Inverse k-visibility for RSSI-based Indoor Geometric Mapping
Junseo Kim, Matthew Lisondra, Yeganeh Bahoo, Sajad Saeedi
TL;DR
This work tackles indoor mapping with WiFi RSSI by introducing Structure from WiFi (SfW) based on inverse $k$-visibility. It develops both dense and sparse variants to recover geometry from RSSI-derived $k$-values, using multiple routers and occupancy-grid maps, and validates the approach against LiDAR ground truth in simulated and real environments. Key findings include $k$-value accuracy around 82–96% and IOU ~0.83–0.96, with multi-router configurations offering substantial improvements and real-time processing capabilities. The method provides a viable alternative for WiFi-based geometric mapping, enabling planning and navigation without relying on cameras or LiDAR, and highlights future directions in multipath modeling and active exploration.
Abstract
In recent years, the increased availability of WiFi in indoor environments has gained interest in the robotics community to utilize WiFi signals for indoor simultaneous localization and mapping algorithms. This paper discusses the challenges of achieving high-accuracy geometric map building using WiFi signals.
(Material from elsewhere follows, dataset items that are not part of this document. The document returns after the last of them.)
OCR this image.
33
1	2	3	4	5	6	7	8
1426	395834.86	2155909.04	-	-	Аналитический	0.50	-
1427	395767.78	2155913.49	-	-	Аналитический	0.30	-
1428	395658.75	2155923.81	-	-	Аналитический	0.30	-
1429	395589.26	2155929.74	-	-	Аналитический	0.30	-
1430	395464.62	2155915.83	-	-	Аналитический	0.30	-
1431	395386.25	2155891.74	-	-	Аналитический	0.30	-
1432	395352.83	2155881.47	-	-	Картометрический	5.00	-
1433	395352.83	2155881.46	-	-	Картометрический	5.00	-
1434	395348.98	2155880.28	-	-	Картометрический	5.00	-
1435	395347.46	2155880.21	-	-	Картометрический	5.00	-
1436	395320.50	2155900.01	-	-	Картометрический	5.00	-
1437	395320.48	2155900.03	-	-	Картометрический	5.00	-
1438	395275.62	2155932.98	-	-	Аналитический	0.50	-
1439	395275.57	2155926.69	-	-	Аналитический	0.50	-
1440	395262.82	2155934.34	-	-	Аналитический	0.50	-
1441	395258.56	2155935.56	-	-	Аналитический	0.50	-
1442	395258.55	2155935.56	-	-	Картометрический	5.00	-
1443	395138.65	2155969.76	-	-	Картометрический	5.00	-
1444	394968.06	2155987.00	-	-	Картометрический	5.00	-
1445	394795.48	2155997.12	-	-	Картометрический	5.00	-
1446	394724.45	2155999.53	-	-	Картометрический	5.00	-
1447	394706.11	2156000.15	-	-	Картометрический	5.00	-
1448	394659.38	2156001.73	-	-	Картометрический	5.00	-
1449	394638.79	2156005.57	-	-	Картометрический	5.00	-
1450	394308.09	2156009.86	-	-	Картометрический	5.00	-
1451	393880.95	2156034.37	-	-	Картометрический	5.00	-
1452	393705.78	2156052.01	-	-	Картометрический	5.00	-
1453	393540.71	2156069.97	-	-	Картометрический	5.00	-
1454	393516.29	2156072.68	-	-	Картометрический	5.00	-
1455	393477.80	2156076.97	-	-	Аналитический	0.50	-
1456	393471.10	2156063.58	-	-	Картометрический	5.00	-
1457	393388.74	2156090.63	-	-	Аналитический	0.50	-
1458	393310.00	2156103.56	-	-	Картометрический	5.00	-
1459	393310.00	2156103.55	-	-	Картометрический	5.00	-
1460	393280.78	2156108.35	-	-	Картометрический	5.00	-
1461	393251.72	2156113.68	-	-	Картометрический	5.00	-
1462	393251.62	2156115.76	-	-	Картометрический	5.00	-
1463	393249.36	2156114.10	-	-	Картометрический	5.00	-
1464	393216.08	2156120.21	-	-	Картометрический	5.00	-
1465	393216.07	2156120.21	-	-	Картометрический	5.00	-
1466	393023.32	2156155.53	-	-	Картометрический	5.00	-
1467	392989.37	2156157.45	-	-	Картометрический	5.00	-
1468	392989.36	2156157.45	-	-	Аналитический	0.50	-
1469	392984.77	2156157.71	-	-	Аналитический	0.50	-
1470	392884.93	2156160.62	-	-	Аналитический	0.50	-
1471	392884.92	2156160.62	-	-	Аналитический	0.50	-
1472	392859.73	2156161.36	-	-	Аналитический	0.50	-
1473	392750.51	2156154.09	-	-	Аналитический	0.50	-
The paper introduces the concept of inverse k-visibility, developed from the k-visibility algorithm, to identify free space in an unknown environment, used for planning, navigation, and obstacle avoidance. Comprehensive experiments, including those utilizing single and multiple RSSI signals, were conducted in both simulated and real-world environments to demonstrate the robustness of the proposed algorithm. Additionally, a detailed analysis comparing the resulting maps with ground-truth LiDAR-based maps is provided to highlight the algorithm's accuracy and reliability.